In 2012 the Internet Corporation for Assigned Names and Numbers (ICANN) launched its new generic top-level domain (gTLD) programme, under which anyone can apply for new top-level domains, such as brands, generic terms or geographic locations. Since then, ICANN has received almost 2,000 applications. Further and new gTLD application processes will follow. German pharmaceutical company
Merck KGaA applied for the gTLD strings ‘.merck’ and ‘.emerck’. US pharmaceutical company Merck & Co, Inc objected to these applications pursuant to the new gTLD dispute resolution procedure at the World Intellectual Property Organisation (WIPO) Arbitration and Mediation Centre. Both groups of companies have a common history, as Merck & Co, Inc was founded as a subsidiary of Merck KGaA. At the end of the First World War, it became an independent US company as a result of US confiscation legislation. In the 1930s, the companies agreed to co-exist, which was amended in the 1970s. Merck & Co, Inc owns various trademarks – MERCK in the United States and Canada – whereas Merck KGaA owns MERCK throughout the world, including in Germany and the European Union.

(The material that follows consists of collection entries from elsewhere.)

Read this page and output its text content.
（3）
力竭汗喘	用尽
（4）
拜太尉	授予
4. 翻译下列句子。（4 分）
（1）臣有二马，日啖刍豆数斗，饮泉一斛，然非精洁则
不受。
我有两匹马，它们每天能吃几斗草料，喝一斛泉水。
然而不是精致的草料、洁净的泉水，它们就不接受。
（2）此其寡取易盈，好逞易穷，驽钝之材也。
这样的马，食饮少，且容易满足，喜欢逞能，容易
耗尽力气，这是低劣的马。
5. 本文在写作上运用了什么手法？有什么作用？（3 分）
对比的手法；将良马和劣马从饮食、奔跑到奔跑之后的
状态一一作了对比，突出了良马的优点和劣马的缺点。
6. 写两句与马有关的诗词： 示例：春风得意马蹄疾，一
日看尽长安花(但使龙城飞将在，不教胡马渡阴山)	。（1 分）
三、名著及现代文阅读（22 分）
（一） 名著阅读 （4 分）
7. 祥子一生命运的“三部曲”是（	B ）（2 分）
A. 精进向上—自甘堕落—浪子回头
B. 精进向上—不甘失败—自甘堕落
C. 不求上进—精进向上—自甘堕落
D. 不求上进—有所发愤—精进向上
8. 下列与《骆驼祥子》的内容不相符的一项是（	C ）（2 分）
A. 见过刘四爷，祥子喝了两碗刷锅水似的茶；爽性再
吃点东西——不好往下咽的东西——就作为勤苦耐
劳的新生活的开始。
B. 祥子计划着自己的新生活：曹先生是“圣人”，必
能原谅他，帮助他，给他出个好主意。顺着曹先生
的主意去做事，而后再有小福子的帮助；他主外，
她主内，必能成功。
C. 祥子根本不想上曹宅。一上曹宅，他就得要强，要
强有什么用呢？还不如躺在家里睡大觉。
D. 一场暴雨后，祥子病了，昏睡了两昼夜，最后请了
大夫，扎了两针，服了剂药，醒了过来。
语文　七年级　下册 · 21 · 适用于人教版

The WIPO panel rejected the objections (LRO2013-0068 and LRO2013-0069, July 30 and 31 2013), finding that the potential use of the disputed gTLD strings would not:
- take unfair advantage of the distinctive character or reputation of Merck & Co, Inc’s registered or unregistered trademark or service mark;
- unjustifiably impair the distinctive character or reputation of the trademarks; or
- otherwise create an impermissible likelihood of confusion between the disputed gTLD strings and their trademarks.
The panel furtherfound that Merck KGaA may take necessary measures, such as geo-targeting, in order to minimise possible confusion.
The rejections of the legal rights objections filed in accordance with the new gTLD dispute resolution procedure are in line with determinations in other cases, which have mostly been rejected. However, these cases were some of the first which involved non-dictionary terms.